The Beginner’s Guide to Stand-Up Paddleboarding


Boulder doesn’t have the ocean for surfing, but it does have a different way to board the water. Stand-up paddleboards (also known as SUPs) continue to surge in popularity around here. SUP companies claim it’s one of the fastest-growing water sports in the world.

If you’re thinking about paddleboarding in Boulder, here’s what’s SUP.

Hit the reservoirs with Rocky Mountain Paddleboards. Courtesy photo

Where to Do Stand-Up Paddleboarding?

You can SUP on lakes, rivers, bays and even oceans, but unlike surfing, calmer water is better for this sport. Here are a few places to SUP in Boulder County:

Boulder Reservoir, 5565 N. 51st St., Boulder: There’s a local SUP company at this 700-acre reservoir to rent from, making this the most convenient option for Boulderites. You’ll find Rocky Mountain Paddleboard in the orange boathouse building near the main boat ramp. Tip: Stay in the no-wake zone as you learn. As your skills grow, venture out to where boats with motors create waves.

Union Reservoir, 461 County Road 26, Longmont: Wakeless boating is allowed here. Rocky Mountain Paddleboard has a presence here, too. Look for the blue building across from the grassy picnic area after you cross the entrance bridge.

Camping at Gross Reservoir. Photo by Michael Swadener

Gross Reservoir, County Road 77/Gross Dam Road, Boulder: This hidden gem is smaller than Boulder Res, but it boasts 11 miles of shoreline and a lot more privacy. You can camp here, too. Paddle the length of the shore and explore the outcroppings and skinny nooks.

McIntosh Lake, 1905 Harvard St., Longmont: A large lake (256 acres) hides in a Longmont neighborhood, and it’s excellent SUP territory, too. The views of the Front Range, plus tons of birds and a quieter scene, make this a serene getaway. No swimming allowed, but paddleboards are fine. Just try to stay on.

Brainard Lake, Route 72, Ward: If you want to spend some time in the mountains on your paddleboard, this alpine lake west of Boulder has incredible views. It’s smaller (only 14 acres) but that also means fewer crowds, especially on the weekdays.
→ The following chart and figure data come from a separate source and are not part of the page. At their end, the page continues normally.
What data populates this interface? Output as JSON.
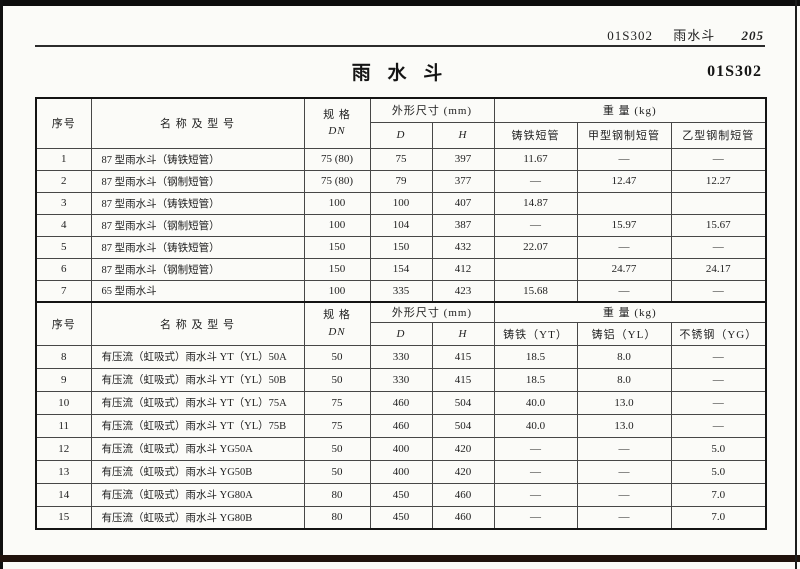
{
  "colors": {
    "page_bg": "#fbfbf8",
    "ink": "#1c1c1c",
    "table_line": "#474747",
    "frame": "#141414"
  },
  "page": {
    "running_header": {
      "code": "01S302",
      "title": "雨水斗",
      "page_number": "205"
    },
    "title": "雨  水  斗",
    "figure_code": "01S302"
  },
  "table": {
    "sections": [
      {
        "headers": {
          "index": "序号",
          "name": "名  称  及  型  号",
          "spec_line1": "规 格",
          "spec_line2": "DN",
          "dims": "外形尺寸 (mm)",
          "dim_d": "D",
          "dim_h": "H",
          "weight": "重  量 (kg)",
          "weight_cols": [
            "铸铁短管",
            "甲型钢制短管",
            "乙型钢制短管"
          ]
        },
        "rows": [
          {
            "index": "1",
            "name": "87 型雨水斗（铸铁短管）",
            "dn": "75 (80)",
            "d": "75",
            "h": "397",
            "w": [
              "11.67",
              "—",
              "—"
            ]
          },
          {
            "index": "2",
            "name": "87 型雨水斗（钢制短管）",
            "dn": "75 (80)",
            "d": "79",
            "h": "377",
            "w": [
              "—",
              "12.47",
              "12.27"
            ]
          },
          {
            "index": "3",
            "name": "87 型雨水斗（铸铁短管）",
            "dn": "100",
            "d": "100",
            "h": "407",
            "w": [
              "14.87",
              "",
              ""
            ]
          },
          {
            "index": "4",
            "name": "87 型雨水斗（钢制短管）",
            "dn": "100",
            "d": "104",
            "h": "387",
            "w": [
              "—",
              "15.97",
              "15.67"
            ]
          },
          {
            "index": "5",
            "name": "87 型雨水斗（铸铁短管）",
            "dn": "150",
            "d": "150",
            "h": "432",
            "w": [
              "22.07",
              "—",
              "—"
            ]
          },
          {
            "index": "6",
            "name": "87 型雨水斗（钢制短管）",
            "dn": "150",
            "d": "154",
            "h": "412",
            "w": [
              "",
              "24.77",
              "24.17"
            ]
          },
          {
            "index": "7",
            "name": "65 型雨水斗",
            "dn": "100",
            "d": "335",
            "h": "423",
            "w": [
              "15.68",
              "—",
              "—"
            ]
          }
        ]
      },
      {
        "headers": {
          "index": "序号",
          "name": "名  称  及  型  号",
          "spec_line1": "规 格",
          "spec_line2": "DN",
          "dims": "外形尺寸 (mm)",
          "dim_d": "D",
          "dim_h": "H",
          "weight": "重  量 (kg)",
          "weight_cols": [
            "铸铁（YT）",
            "铸铝（YL）",
            "不锈钢（YG）"
          ]
        },
        "rows": [
          {
            "index": "8",
            "name": "有压流（虹吸式）雨水斗 YT（YL）50A",
            "dn": "50",
            "d": "330",
            "h": "415",
            "w": [
              "18.5",
              "8.0",
              "—"
            ]
          },
          {
            "index": "9",
            "name": "有压流（虹吸式）雨水斗 YT（YL）50B",
            "dn": "50",
            "d": "330",
            "h": "415",
            "w": [
              "18.5",
              "8.0",
              "—"
            ]
          },
          {
            "index": "10",
            "name": "有压流（虹吸式）雨水斗 YT（YL）75A",
            "dn": "75",
            "d": "460",
            "h": "504",
            "w": [
              "40.0",
              "13.0",
              "—"
            ]
          },
          {
            "index": "11",
            "name": "有压流（虹吸式）雨水斗 YT（YL）75B",
            "dn": "75",
            "d": "460",
            "h": "504",
            "w": [
              "40.0",
              "13.0",
              "—"
            ]
          },
          {
            "index": "12",
            "name": "有压流（虹吸式）雨水斗 YG50A",
            "dn": "50",
            "d": "400",
            "h": "420",
            "w": [
              "—",
              "—",
              "5.0"
            ]
          },
          {
            "index": "13",
            "name": "有压流（虹吸式）雨水斗 YG50B",
            "dn": "50",
            "d": "400",
            "h": "420",
            "w": [
              "—",
              "—",
              "5.0"
            ]
          },
          {
            "index": "14",
            "name": "有压流（虹吸式）雨水斗 YG80A",
            "dn": "80",
            "d": "450",
            "h": "460",
            "w": [
              "—",
              "—",
              "7.0"
            ]
          },
          {
            "index": "15",
            "name": "有压流（虹吸式）雨水斗 YG80B",
            "dn": "80",
            "d": "450",
            "h": "460",
            "w": [
              "—",
              "—",
              "7.0"
            ]
          }
        ]
      }
    ]
  }
}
Paddles from Rocky Mountain Paddleboard. Courtesy photo

Where to Get a Paddleboard?

Rocky Mountain Paddleboard dominates the scene, with a wide selection of different kinds of stand-up paddleboards. You can book by the hour. The company also offers various SUP lessons, including beginner lessons from a certified instructor and SUP Yoga (yes, you do yoga on your board).

Rocky Mountain Paddleboard also organizes various special events throughout the summer, such as the annual Paddle the Rockies SUP Classic (mid-September).

Another Boulder company that rents paddleboards is Whitewater Tube Co., 3600 Arapahoe Ave. Rent half-day or full-day. You can also get gear here, including a Handi rack for travel and a SUP bag.

Who Can SUP?

People of all ages, athletic levels and skill levels can SUP. You may even be able to paddle with a well-behaved dog or kid on board.

Rocky Mountain Paddleboard. Courtesy photo

What Gear Do You Need?

There are different kinds of stand-up paddleboard in different shapes and sizes. A professional company can help you pick the right one for you.

Paddleboards are typically about eight to 12 feet long and thicker than a surfboard. They’re usually 28 to 32 inches wide. The wider, the easier (and better for noobs).

Types include:

  • Epoxy or hard paddleboards (most common) with one or more fins
  • Inflatable paddleboards (easiest for travel and storage)
  • All-around paddleboards (for all conditions, from calm to waves; versatile for different activities, like fishing or yoga)
  • Fishing paddleboard (wider deck with more space)
  • Yoga paddleboard
  • Surf paddleboard (least stable, harder to use, designed for waves)
  • Touring paddleboard (longer, more advanced, for racing)

Other SUP equipment includes a leash, board bag, paddle and a flotation device for safety.

Stand-up paddleboard yoga with Rocky Mountain Paddleboard. Courtesy photo

How to Paddleboard?

If you’re new, it’s best to book at least one lesson for specific guidance and safety tips. Generally, most people can learn pretty quickly on flat water. A few tips:

  • Start on calm water (with minimal wind).
  • Start with a wide, thick board suited for your size.
  • To get onto the board, place it in the water and climb onto it on your hands and knees. Get the feel of it by paddling while on your knees, before you work your way up to standing.
  • Keep your feet about shoulder-width apart for a stable base. Toes should face forward, not “surf stance.”
  • When paddling, your top hand drives the paddle. Your bottom hand is the pivot point. Paddle a few strokes on one side and then switch to the other side, switching the position of your hands. Think of the paddle as a lever, not broomstick.
  • It’s OK if you fall off. Just get back on.
  • As you improve, you can try other uses, like yoga, fishing or venturing into bumpier water.